Pendant trois longs jours d’angoisse, la crainte de notre redoutable voisin nous tenait comme assiégés dans notre demeure; car je fis observer sévèrement ma défense, n'y manquant moi-mème que dans les cas d’absolue nécessité, et, alors même, je ne m’éloignais que de quelques centaines de pas.

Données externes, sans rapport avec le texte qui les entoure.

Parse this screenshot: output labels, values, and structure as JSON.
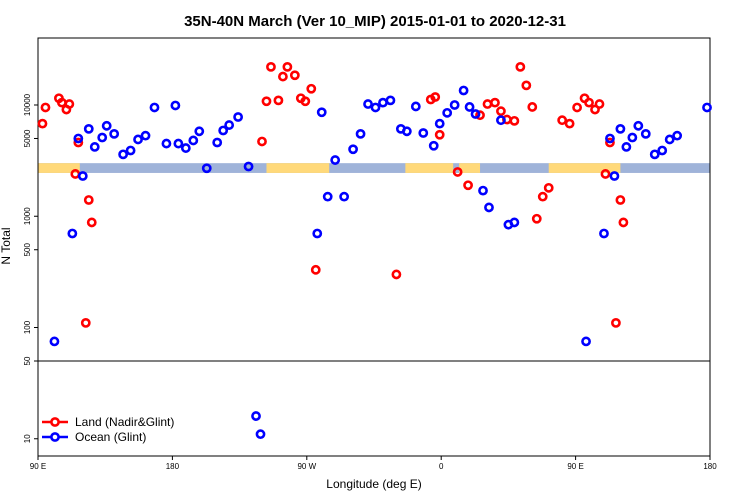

Cependant l’ennemi ne donnait pas le moindre signe de sa présence, et l’on aurait pu croire qu’il avait quitté sa retraite, si nos oies et nos canards, qui avaient établi leur demeure dans l’étang, ne nous avaient donné des annonces trop fidèles de son terrible voisinage. Tous les soirs, lorsque ces paisibles animaux regagnaient le logis, après leur excursion sur la mer ou sur les côtes voisines, nous les voyions planer long-temps au-dessus de leur ancienne demeure, témoignant, par leurs cris et le battement de leurs ailes, une agitation inaccoutumée; enfin, après avoir longtemps voltigé au-dessus de la baie du Salut. ils allaient prendre gîte dans l’ile des Poissons.